HONG KONG — Demography, which is about long term trends, may seem an unusual prism through which to view a global crisis sparked by financial sector bubbles. But those seeking a sustainable way out of the crisis would do well to take account of it.

This is a crisis not only of too-great expectations of asset price growth, but of too-great expectations of how fast the economy of an aging world can grow, leading to massive overinvestment in everything from houses to cars.

The global annual average growth of 5 percent in the five years ending in 2007 was bought at a high cost to the future, and a slowing growth in the workforce means expectations must be lowered further. Policies need to be shaped to demographic realities.

Think of Japan, the world’s oldest society. Years of fiscal stimulus have had only a modest impact on growth. Infusions of yet more yen borrowed from its citizenry and from companies reluctant to re-invest their profits seem unlikely to have more than short-term impact.

Japan’s workforce is declining and age is taking a toll both on innovation and the desire to spend. Yet what does Japan now do? It seeks to protect its aging workforce from rising unemployment by offering one-way exits to (mostly much younger) foreign workers. The short-term benefit will be small, the long-term damage great.

Europe, headed by Germany, is close behind Japan’s demographic path, albeit slightly ameliorated by the European Union’s freedom of movement. Germany is more aware of the fiscal perils it faces, but has no real solution to its overdependence on exports to support a growing pension and health burden.

Countries such as Britain, Spain and Ireland have fewer immediate demographic constraints, but they are bumping up against their fiscal deficit ceilings. The United States has better demographics but faces years of rebuilding household savings.

Do not imagine, either, that a successful East Asia can somehow compensate for Western and Japanese weakness. East Asian countries may have fiscal headroom to boost demand in the short run, but workforce growth rates in most are tiny.

The percentage of people of working age in countries such as Korea and even Thailand is close to a peak and female participation in the workforce is already very high. Even China, often assumed to have an inexhaustible labor supply, has a rapidly slowing workforce growth, now under 1 percent a year. There are 60 million more Chinese in their 30s than in their 20s, and the percentage of old people will rise dramatically after 2015. Middle-income countries in Latin America and elsewhere are showing similar if less dramatic trends.

Thus the only chance for global growth rates to return to previous norms is to find ways of increasing growth in those countries that have more favorable demographics.

In theory, that might be Africa. But stability issues in many sub-Saharan African countries suggest that the more realistic opportunities exist in South Asia, parts of Southeast Asia and the Middle East/North Africa.

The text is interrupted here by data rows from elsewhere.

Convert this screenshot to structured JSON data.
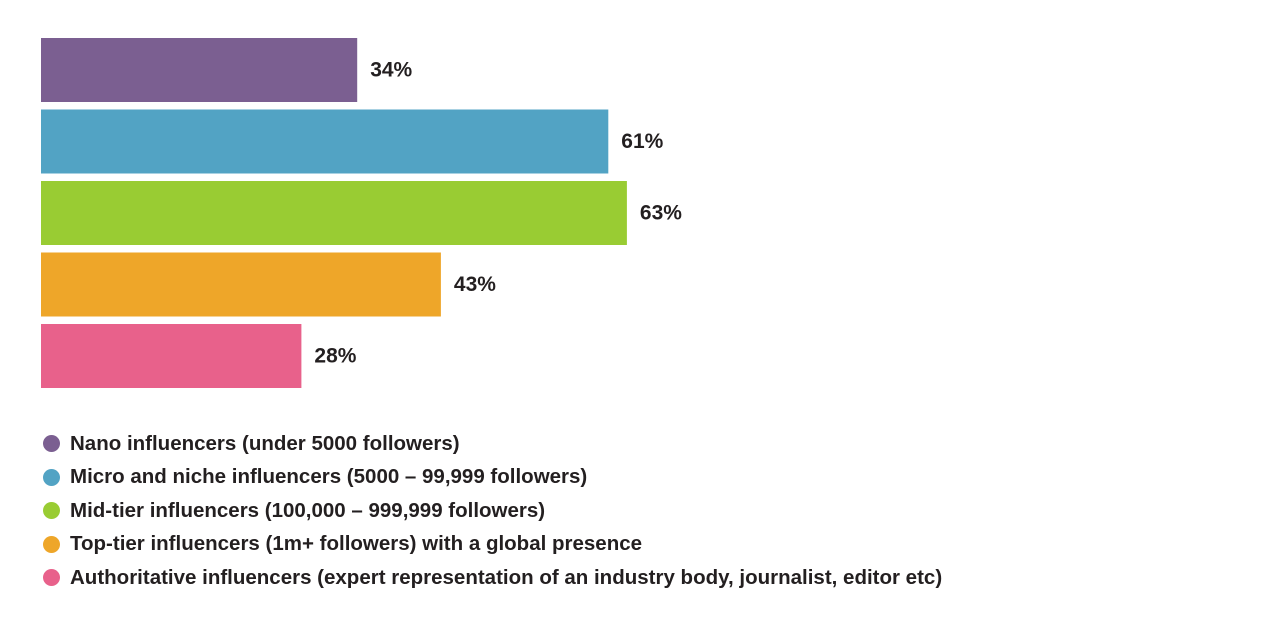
{
  "chart_data": {
    "type": "bar",
    "orientation": "horizontal",
    "categories": [
      "Nano influencers (under 5000 followers)",
      "Micro and niche influencers (5000 – 99,999 followers)",
      "Mid-tier influencers (100,000 – 999,999 followers)",
      "Top-tier influencers (1m+ followers) with a global presence",
      "Authoritative influencers (expert representation of an industry body, journalist, editor etc)"
    ],
    "values": [
      34,
      61,
      63,
      43,
      28
    ],
    "value_labels": [
      "34%",
      "61%",
      "63%",
      "43%",
      "28%"
    ],
    "colors": [
      "#7b5f91",
      "#52a3c4",
      "#99cc33",
      "#eea629",
      "#e8618b"
    ],
    "unit": "%",
    "xlim": [
      0,
      100
    ],
    "grid": false,
    "legend_position": "bottom-left"
  }
}
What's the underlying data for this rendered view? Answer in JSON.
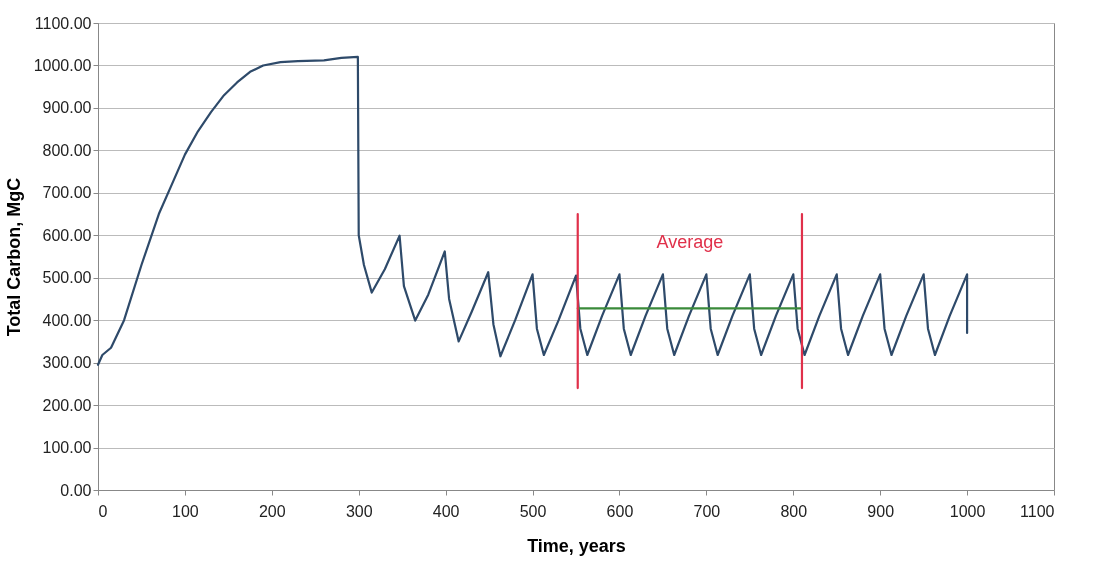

Yet in some of the countries with potential — Iran is a good example — the politics is forbidding. In others, the financing tools or social infrastructure are inadequate.

Still, these countries offer the most hope of compensating for demography-driven slowdowns elsewhere. A trillion or two dollars in credit for them will do more for the global economy than similar stimulus for countries with aging populations.

As for aging countries, the crisis has clearly shown the need to raise retirement ages by five years to reflect increases in life spans to relieve the state budgets now weighed down by bank bailouts, and to reduce the burden on corporate and other pension schemes.

In East and West alike, most people are willing and able to work longer and remain productive members of society until 70 or beyond. Few are doing so.

Only a return to replacement-level fertility rates will provide a lasting solution. Meanwhile, the need for later retirement is urgent. This crisis underlines the necessity for developed country governments to adjust spending and social policies to demographic realities at home and abroad.